Silver is not gold. It has far more industrial uses than its big brother and is thus more prone also to the vagaries of the economy in general. Gold is still very much a monetary metal. Silver, despite its proponents" protestations to the contrary, has not been such for some years now and seems unlikely to revert to any kind of serious monetary role in the foreseeable future. Even so, it is still likely to track gold and, should gold make a strong recovery, there could be life in the silver price yet – particularly as its industrial uses seem to be on the up and up – see Silver demand growing with old and new uses.

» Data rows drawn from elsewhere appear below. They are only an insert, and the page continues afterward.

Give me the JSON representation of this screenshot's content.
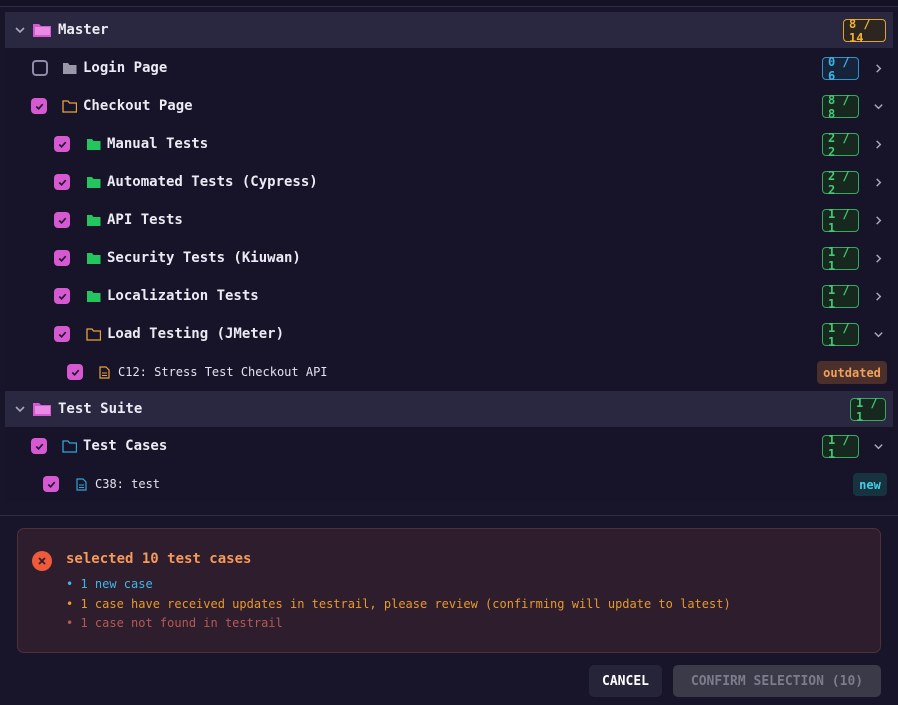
{
  "tree": {
    "master": {
      "title": "Master",
      "count": "8 / 14",
      "children": {
        "login": {
          "label": "Login Page",
          "count": "0 / 6"
        },
        "checkout": {
          "label": "Checkout Page",
          "count": "8 / 8",
          "children": {
            "manual": {
              "label": "Manual Tests",
              "count": "2 / 2"
            },
            "automated": {
              "label": "Automated Tests (Cypress)",
              "count": "2 / 2"
            },
            "api": {
              "label": "API Tests",
              "count": "1 / 1"
            },
            "security": {
              "label": "Security Tests (Kiuwan)",
              "count": "1 / 1"
            },
            "localization": {
              "label": "Localization Tests",
              "count": "1 / 1"
            },
            "load": {
              "label": "Load Testing (JMeter)",
              "count": "1 / 1",
              "case": {
                "label": "C12: Stress Test Checkout API",
                "status": "outdated"
              }
            }
          }
        }
      }
    },
    "suite": {
      "title": "Test Suite",
      "count": "1 / 1",
      "children": {
        "cases": {
          "label": "Test Cases",
          "count": "1 / 1",
          "case": {
            "label": "C38: test",
            "status": "new"
          }
        }
      }
    }
  },
  "alert": {
    "title": "selected 10 test cases",
    "lines": [
      "• 1 new case",
      "• 1 case have received updates in testrail, please review (confirming will update to latest)",
      "• 1 case not found in testrail"
    ]
  },
  "actions": {
    "cancel": "CANCEL",
    "confirm": "CONFIRM SELECTION (10)"
  },
  "colors": {
    "checkbox": "#d759d1",
    "folder_pink": "#d759d1",
    "folder_green": "#22c55e",
    "folder_amber": "#e8a23a",
    "folder_blue": "#2fa5d6",
    "error": "#ef5b3a"
  }
}
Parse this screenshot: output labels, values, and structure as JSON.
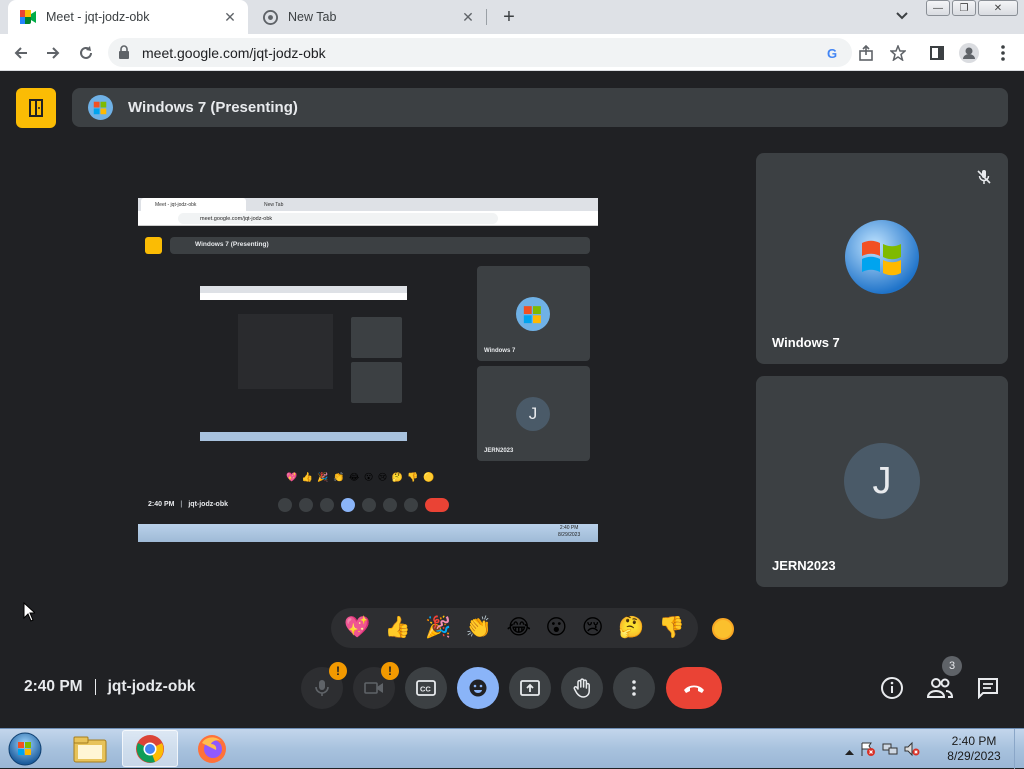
{
  "browser": {
    "tabs": [
      {
        "title": "Meet - jqt-jodz-obk",
        "active": true
      },
      {
        "title": "New Tab",
        "active": false
      }
    ],
    "url": "meet.google.com/jqt-jodz-obk"
  },
  "meet": {
    "presenting_label": "Windows 7 (Presenting)",
    "participants": [
      {
        "name": "Windows 7",
        "muted": true
      },
      {
        "name": "JERN2023",
        "initial": "J"
      }
    ],
    "reactions": [
      "💖",
      "👍",
      "🎉",
      "👏",
      "😂",
      "😮",
      "😢",
      "🤔",
      "👎"
    ],
    "time": "2:40 PM",
    "meeting_code": "jqt-jodz-obk",
    "mic_badge": "!",
    "cam_badge": "!",
    "people_count": "3",
    "colors": {
      "background": "#202124",
      "tile": "#3c4043",
      "accent": "#8ab4f8",
      "end_call": "#ea4335",
      "warning": "#f29900",
      "door": "#fbbc04"
    },
    "shared_screen": {
      "tab1": "Meet - jqt-jodz-obk",
      "tab2": "New Tab",
      "url": "meet.google.com/jqt-jodz-obk",
      "presenting_label": "Windows 7 (Presenting)",
      "tile1": "Windows 7",
      "tile2": "JERN2023",
      "initial": "J",
      "time": "2:40 PM",
      "code": "jqt-jodz-obk",
      "emojis": "💖 👍 🎉 👏 😂 😮 😢 🤔 👎 🟡",
      "clock_time": "2:40 PM",
      "clock_date": "8/29/2023"
    }
  },
  "taskbar": {
    "time": "2:40 PM",
    "date": "8/29/2023"
  }
}
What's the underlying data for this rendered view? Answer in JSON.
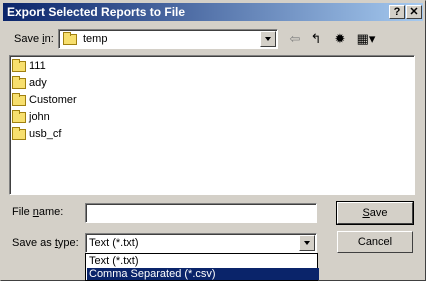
{
  "window": {
    "title": "Export Selected Reports to File",
    "help_glyph": "?",
    "close_glyph": "✕"
  },
  "save_in": {
    "label_prefix": "Save ",
    "label_underlined": "i",
    "label_suffix": "n:",
    "value": "temp"
  },
  "toolbar": {
    "back_glyph": "⇦",
    "up_glyph": "↰",
    "new_folder_glyph": "✹",
    "view_glyph": "▦▾"
  },
  "files": [
    {
      "name": "111"
    },
    {
      "name": "ady"
    },
    {
      "name": "Customer"
    },
    {
      "name": "john"
    },
    {
      "name": "usb_cf"
    }
  ],
  "file_name": {
    "label_prefix": "File ",
    "label_underlined": "n",
    "label_suffix": "ame:",
    "value": ""
  },
  "save_as_type": {
    "label_prefix": "Save as ",
    "label_underlined": "t",
    "label_suffix": "ype:",
    "value": "Text (*.txt)",
    "options": [
      "Text (*.txt)",
      "Comma Separated (*.csv)"
    ],
    "highlighted_index": 1
  },
  "buttons": {
    "save_underlined": "S",
    "save_rest": "ave",
    "cancel": "Cancel"
  }
}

On balance, the fundamental factors which have been driving gold onwards and upwards for the past several years all still seem to be in place and on those grounds the current fall could well prove to be just a major, and perhaps overdue, correction with the price having overreached itself in August/September. However should the confidence of supposed long term investors in the metal waver this could yet become a rout. The next few days may well determine the short term path of the price for gold – and by association also for that of silver, platinum and palladium which all tend to follow gold"s lead to a greater or lesser extent.